Kira opens with its titular main character sprinting through the streets of New Haven, the seat of a totalitarian government’s power. Hunted by the police and government agents, Kira uses her own brand of fighting skills to make it back to her town in the Wastelands, one of the few bastions of freedom in a world where those who refuse the Government’s control struggle for survival. There, she reports her discoveries to the town Elders, who lead the ragtag resistance.

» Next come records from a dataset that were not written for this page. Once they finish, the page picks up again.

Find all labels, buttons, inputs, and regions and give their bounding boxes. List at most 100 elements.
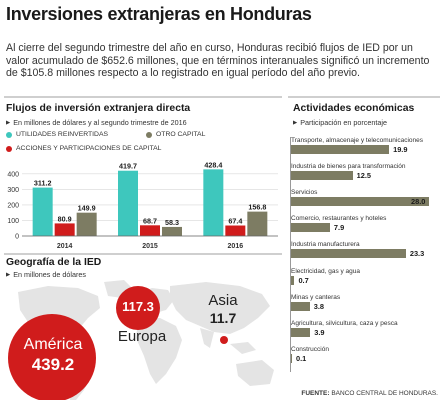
legend-label-utilidades: UTILIDADES REINVERTIDAS [16,131,109,138]
activity-label: Servicios [291,189,318,197]
activity-value-label: 12.5 [356,171,371,181]
activity-label: Industria manufacturera [291,241,360,249]
bar-2015-series-1 [140,225,160,236]
activity-value-label: 3.9 [314,327,325,337]
legend-label-acciones: ACCIONES Y PARTICIPACIONES DE CAPITAL [16,145,162,152]
x-tick-label-2015: 2015 [142,243,158,250]
bar-value-label-2015-series-0: 419.7 [119,162,137,171]
source-label: FUENTE: [301,390,330,397]
legend-dot-utilidades [6,131,12,138]
y-tick-label-0: 0 [15,234,19,241]
world-map [8,280,274,400]
activity-bar [291,145,390,154]
activities-rule [288,96,440,98]
legend-label-otro-capital: OTRO CAPITAL [156,131,206,138]
activity-bar [291,171,353,181]
activity-value-label: 7.9 [333,223,345,233]
activity-bar-wrap: 3.8 [291,301,441,311]
x-tick-label-2016: 2016 [228,243,244,250]
bubble-label-asia-value: 11.7 [209,310,237,326]
legend-dot-otro-capital [146,131,152,138]
activity-value-label: 19.9 [393,145,408,154]
bubble-label-europa-value: 117.3 [122,299,154,314]
bubble-label-america-name: América [23,336,83,353]
bar-value-label-2016-series-1: 67.4 [228,217,242,226]
activity-bar-wrap: 19.9 [291,145,441,154]
y-tick-label-200: 200 [7,202,19,209]
bar-value-label-2016-series-2: 156.8 [248,203,266,212]
bar-value-label-2014-series-2: 149.9 [78,204,96,213]
activity-row: Comercio, restaurantes y hoteles 7.9 [291,215,441,233]
activity-label: Agricultura, silvicultura, caza y pesca [291,319,398,327]
activity-bar-wrap: 0.7 [291,275,441,285]
bar-2015-series-0 [118,170,138,236]
activity-bar [291,197,429,207]
bar-2014-series-2 [76,212,97,236]
bar-2016-series-2 [247,211,268,236]
activity-row: Industria de bienes para transformación 1… [291,163,441,181]
bar-2014-series-0 [32,187,53,236]
bubble-america [8,314,96,400]
activity-row: Minas y canteras 3.8 [291,294,441,311]
activity-value-label: 0.7 [298,275,309,285]
x-tick-label-2014: 2014 [57,243,73,250]
legend-otro-capital: OTRO CAPITAL [146,131,205,138]
y-tick-label-300: 300 [7,187,19,194]
y-tick-label-400: 400 [7,171,19,178]
flows-bar-chart: 0 100 200 300 400 311.2 80.9 149.9 2014 419.7 68.7… [7,162,278,250]
bar-2016-series-1 [225,225,246,236]
activity-row: Industria manufacturera 23.3 [291,241,441,259]
flows-title: Flujos de inversión extranjera directa [6,103,191,114]
geo-rule [4,253,282,255]
geo-subtitle: En millones de dólares [6,270,86,279]
bar-value-label-2015-series-2: 58.3 [165,218,179,227]
legend-acciones: ACCIONES Y PARTICIPACIONES DE CAPITAL [6,145,161,152]
activity-row: Construcción 0.1 [291,346,441,363]
activity-label: Electricidad, gas y agua [291,267,361,275]
activity-bar [291,275,295,285]
activity-value-label: 0.1 [296,353,307,363]
bar-2014-series-1 [54,223,75,236]
activity-label: Construcción [291,345,329,353]
activities-title: Actividades económicas [293,103,415,114]
activity-bar-wrap: 12.5 [291,171,441,181]
activity-bar [291,301,310,311]
bubble-europa [116,286,160,330]
geo-title: Geografía de la IED [6,257,102,268]
bar-2015-series-2 [162,226,182,236]
activity-bar [291,249,406,259]
source-note: FUENTE: BANCO CENTRAL DE HONDURAS. [301,390,438,397]
activity-bar-wrap: 7.9 [291,223,441,233]
legend-dot-acciones [6,145,12,152]
activity-value-label: 23.3 [409,249,425,259]
y-tick-label-100: 100 [7,218,19,225]
activity-bar [291,353,292,363]
intro-paragraph: Al cierre del segundo trimestre del año … [6,42,430,80]
activity-label: Comercio, restaurantes y hoteles [291,215,387,223]
legend-utilidades: UTILIDADES REINVERTIDAS [6,131,108,138]
activity-bar-wrap: 23.3 [291,249,441,259]
bar-value-label-2015-series-1: 68.7 [143,216,157,225]
bar-value-label-2016-series-0: 428.4 [204,162,222,169]
activity-label: Minas y canteras [291,293,341,301]
activities-subtitle: Participación en porcentaje [293,118,387,127]
activity-bar-wrap: 0.1 [291,353,441,363]
source-text: BANCO CENTRAL DE HONDURAS. [331,390,438,397]
activities-axis [290,137,291,372]
activity-bar-wrap: 3.9 [291,327,441,337]
activity-bar [291,223,330,233]
activity-value-label: 3.8 [313,301,324,311]
activity-label: Industria de bienes para transformación [291,163,406,171]
page-title: Inversiones extranjeras en Honduras [6,4,312,24]
activity-bar-wrap: 28.0 [291,197,441,207]
activity-label: Transporte, almacenaje y telecomunicacio… [291,137,423,144]
bar-value-label-2014-series-0: 311.2 [34,179,52,188]
activity-value-label: 28.0 [411,197,426,207]
bubble-asia [220,336,228,344]
bubble-label-america-value: 439.2 [31,355,75,374]
bubble-label-europa-name: Europa [117,328,167,345]
bubble-label-asia-name: Asia [208,292,238,309]
activity-row: Transporte, almacenaje y telecomunicacio… [291,137,441,154]
activity-row: Servicios 28.0 [291,189,441,207]
flows-rule [4,96,282,98]
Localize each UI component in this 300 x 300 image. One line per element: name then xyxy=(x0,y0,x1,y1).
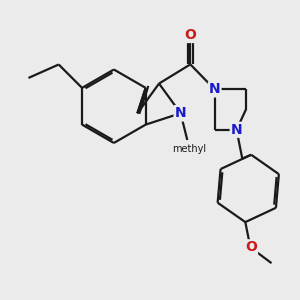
Text: N: N xyxy=(175,106,186,120)
Text: methyl: methyl xyxy=(172,144,206,154)
Text: O: O xyxy=(184,28,196,42)
Text: N: N xyxy=(209,82,220,96)
Text: O: O xyxy=(245,240,257,254)
Text: N: N xyxy=(231,123,242,137)
Text: N: N xyxy=(175,106,186,120)
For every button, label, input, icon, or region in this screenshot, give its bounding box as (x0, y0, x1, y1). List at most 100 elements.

Having previously read Harrison’s novel-length space opera, Shadow of the Wraith, I could tell immediately that Kira is a trophy case displaying all his strengths as a writer: heart-pounding action, detailed world-building, characters that don’t just spring from the page, they leap out and yell, “’ello there!” in your face. His descriptions, scattered through the action, subtly paint the world around the story, allowing one to easily visualize what’s going on. With the smaller canvas of a novella to work with, Harrison whittles down his writing to showcase only the best, making each sentence worthwhile and effective.
Kira, a colorful young woman with a heavy Cockney accent, is the kind of protagonist who’s easy to love. Her strength and resilience are offset by a touch of insecurity—mentions of her troubled past make her uncomfortable, and she attempts to transition into proper English in the presence of a handsome young man and fellow member of the resistance—making her a realistic and relatable character. Her irreverence and wittiness make her third person limited narration a delight to read, adding a touch of humor to this otherwise tragic tale. Also of note is her teenage friend Flip, an odd yet adorable boy whom Harrison successfully brings to life in only a few paragraphs.
Kira is a tightly written and fast-paced novella that’s easily read in one session. In a few short paragraphs, Harrison creates an immersive steampunk universe that’s easy to get lost in and leaves you craving more. The speculative future he sets up is at once bleak and scintillating—bleak in its post-apocalyptic setting, scintillating in its dynamic characters and captivating backdrop. The story is a perfectly angled snapshot of a vast, multi-faceted world, a wonderfully packaged stand-alone tale that leaves room for much, much more.
Ross, if you’re reading this, can you please write a sequel? Or three? Or five?